Grundeinkommen: Wichtig ist die Diskussion – nicht

Monika Bütler

Wichtig sei es, die Diskussion um ein bedingungsloses Grundeinkommen (BGE) in Gange zu bringen, betonen die Befürworter des Konzepts immer wieder gerne. Und die Diskussionen sind auch durchaus interessant, meistens wenigstens. Gestern abend allerdings – beim Tagi Podium im Kaufleuten – war die Bereitschaft des Publikums, sich auf eine Diskussion einzulassen, eher gering. Gelinde gesagt.

Während die Ausführungen der Befürworter Philip Kovce und Oswald Sigg frenetisch beklatscht wurde (was ich durchaus schön fand), wurden viele Voten von Katja Gentinetta und mir mit Zwischenrufen, Lachsalven und anderen Formen von Lärm unterbrochen oder ganz verunmöglicht (was ich weniger schön fand). Und dies selbst bei Diskussionen, die von beiden Seiten auf dem Podium als wichtig und interessant erachtet wurden. So zum Beispiel, was genau Bedingungslosigkeit heisst, wenn das Grundeinkommen zwar bedingungslos ist, die Zahlerinnen aber über alles mögliche (Einkommen, Vermögen, Familiensituation, Berufskosten) minutiös Rechenschaft ablegen müssen.

Es wäre ein Gaudi gewesen, wie die Gegner Lachsalven über sich ergehen lassen mussten, meinte jemand auf Twitter. Ich würde wie eine HSG Professorin klingen, die eigentlich Bäuerin sei, was schon fast wie ein Kompliment klang (und immerhin einen grossen wahren Kern hat). Ich bin aber auch verantwortlich für die Steuerhinterziehung der Reichen, die Steueramnestie einiger Kantone als Reaktion auf die Steuerhinterziehung der Reichen, das Diktat der Energie in der heutigen Wirtschaft, die Schwierigkeiten der über 55 jährigen auf dem Arbeitsmarkt und vieles mehr. Ich hätte wohl auch Alli miini Entli singen können – Hexe bleibt Hexe.

Schade. Vor einer Woche fand an der HSG im Rahmen des Symposiums eine sehr interessante Debatte zum Grundeinkommen statt (bei dem sich die Befürworter und Gegner etwa die Waage hielten).
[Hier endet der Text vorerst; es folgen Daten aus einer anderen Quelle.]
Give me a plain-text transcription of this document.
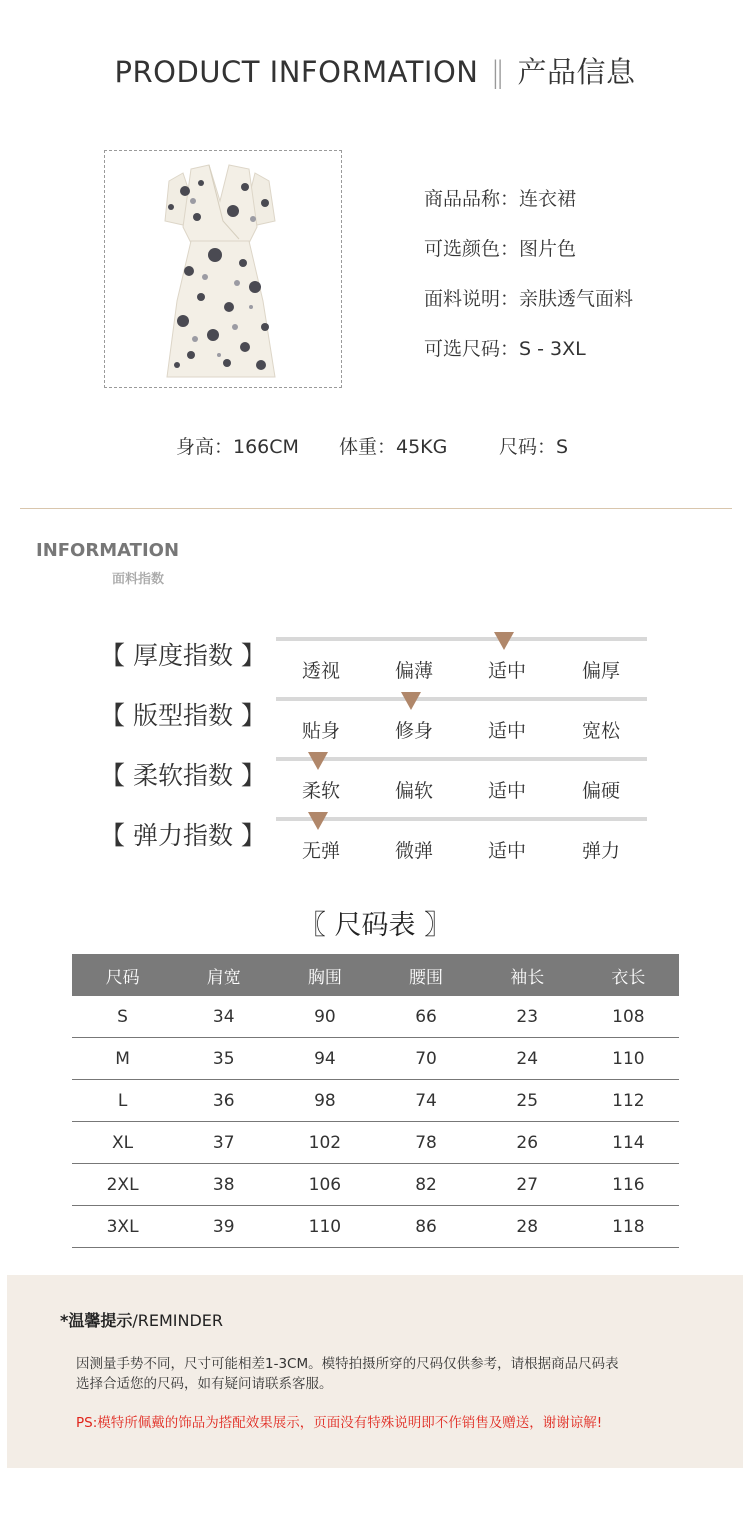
PRODUCT INFORMATION ‖ 产品信息
商品品称：连衣裙
可选颜色：图片色
面料说明：亲肤透气面料
可选尺码：S - 3XL
身高：166CM 体重：45KG	尺码：S
INFORMATION
面料指数
【 厚度指数 】
透视	偏薄	适中	偏厚
【 版型指数 】
贴身	修身	适中	宽松
【 柔软指数 】
柔软	偏软	适中	偏硬
【 弹力指数 】
无弹	微弹	适中	弹力
〖 尺码表 〗
尺码	肩宽	胸围	腰围	袖长	衣长
S	34	90	66	23	108
M	35	94	70	24	110
L	36	98	74	25	112
XL	37	102	78	26	114
2XL	38	106	82	27	116
3XL	39	110	86	28	118
*温馨提示/REMINDER
因测量手势不同，尺寸可能相差1-3CM。模特拍摄所穿的尺码仅供参考，请根据商品尺码表
选择合适您的尺码，如有疑问请联系客服。
PS:模特所佩戴的饰品为搭配效果展示，页面没有特殊说明即不作销售及赠送，谢谢谅解!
Solche Diskussionen bringen uns tatsächlich weiter.

Für weitere öffentliche Debatten stehe ich dennoch nicht mehr zur Verfügung, das überlasse sich gerne anderen und hole dafür – ganz im Sinne der Initianten – das gestern verpasste Eile mit Weile Spiel mit der Familie nach. Ich erneuere daher meine schon vor 3 Jahren gepostete Absage. Die Gründe gelten noch immer.

Nur eine inhaltliche Ergänzung noch. Das BGE wird uns als pro-aktives Allerheilmittel gegen die disruptiven Folgen der Digitalisierung angepriesen. Doch: Wer weiss denn schon, welches Konzept für die noch weitgehend unbekannten Folgen des Wandels das Richtige ist. Ist es wirklich das BGE? Könnte es nicht auch sein, dass die Zukunft massive Investitionen in die Bildung oder den Umweltschutz verlangt, bei welchen dann die mittels BGE weitgestreuten Mittel fehlten? Vielleicht ist ein Damm als Schutz vor den Fluten sogar effizienter als Flosse(n) für alle.
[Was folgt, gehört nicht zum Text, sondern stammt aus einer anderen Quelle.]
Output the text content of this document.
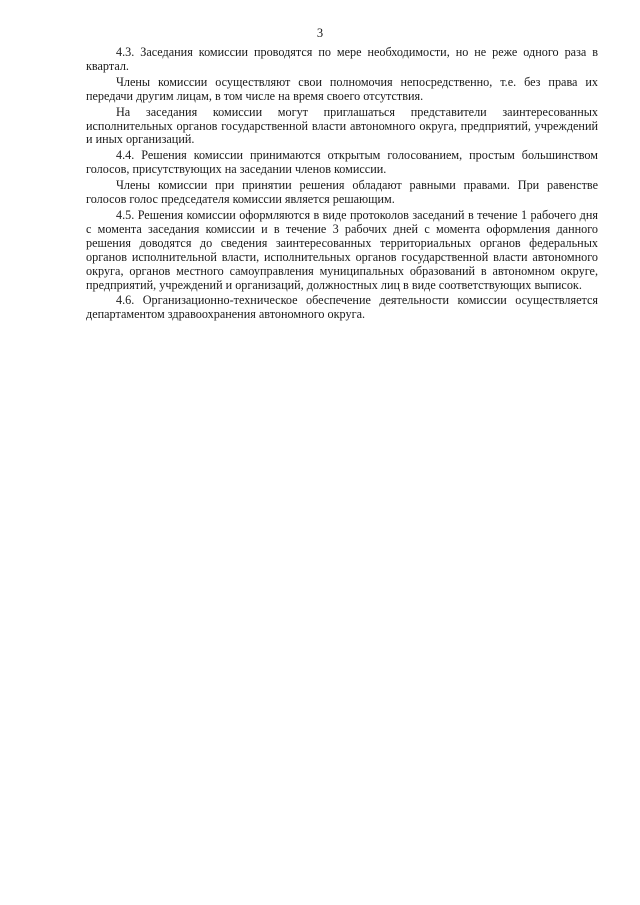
3

4.3. Заседания комиссии проводятся по мере необходимости, но не реже одного раза в квартал.

Члены комиссии осуществляют свои полномочия непосредственно, т.е. без права их передачи другим лицам, в том числе на время своего отсутствия.

На заседания комиссии могут приглашаться представители заинтересованных исполнительных органов государственной власти автономного округа, предприятий, учреждений и иных организаций.

4.4. Решения комиссии принимаются открытым голосованием, простым большинством голосов, присутствующих на заседании членов комиссии.

Члены комиссии при принятии решения обладают равными правами. При равенстве голосов голос председателя комиссии является решающим.

4.5. Решения комиссии оформляются в виде протоколов заседаний в течение 1 рабочего дня с момента заседания комиссии и в течение 3 рабочих дней с момента оформления данного решения доводятся до сведения заинтересованных территориальных органов федеральных органов исполнительной власти, исполнительных органов государственной власти автономного округа, органов местного самоуправления муниципальных образований в автономном округе, предприятий, учреждений и организаций, должностных лиц в виде соответствующих выписок.

4.6. Организационно-техническое обеспечение деятельности комиссии осуществляется департаментом здравоохранения автономного округа.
2 thoughts on “Grundeinkommen: Wichtig ist die Diskussion – nicht

  1. Das ist in der Tat ein unschönes Erlebnis. Ich habe ebenfalls die Erfahrung gemacht, dass diejenigen, die am lautesten nach Toleranz schreien selber am wenigsten tolerant sind. Wenn die Befürworter nicht einmal die Geduld und den Anstand haben, die gegnerischen Argumente anzuhören – und ev. sachliche Gegenargumente vorzubringen-, ist wirklich Hopfen und Malz verloren. Das zeigt, wie wenig Substanz hinter der BGE-Initiative steckt.

  2. Initiative „Bedingungsloses Grundeinkommen (BGE)“: Es gibt genügend sinnvolle Arbeit!

    Beim bedingungslosen Grundeinkommen besteht der Verdacht, es gebe nicht genügend Arbeit. Das ist natürlich ein Irrtum. Im Umwelt-, Sozial-, Gesundheits-, Bildungs- und Sicherheitsbereich gibt es genügend sinnvolle Arbeit Die Eingliederung in den Arbeitsprozess ist insbesondere für die Jungen zentral und sollte nicht durch die Suggestion „free lunch“ unterlaufen werden. Minimallöhne sind daher zweckmässiger als das bedingungslose Grundeinkommen.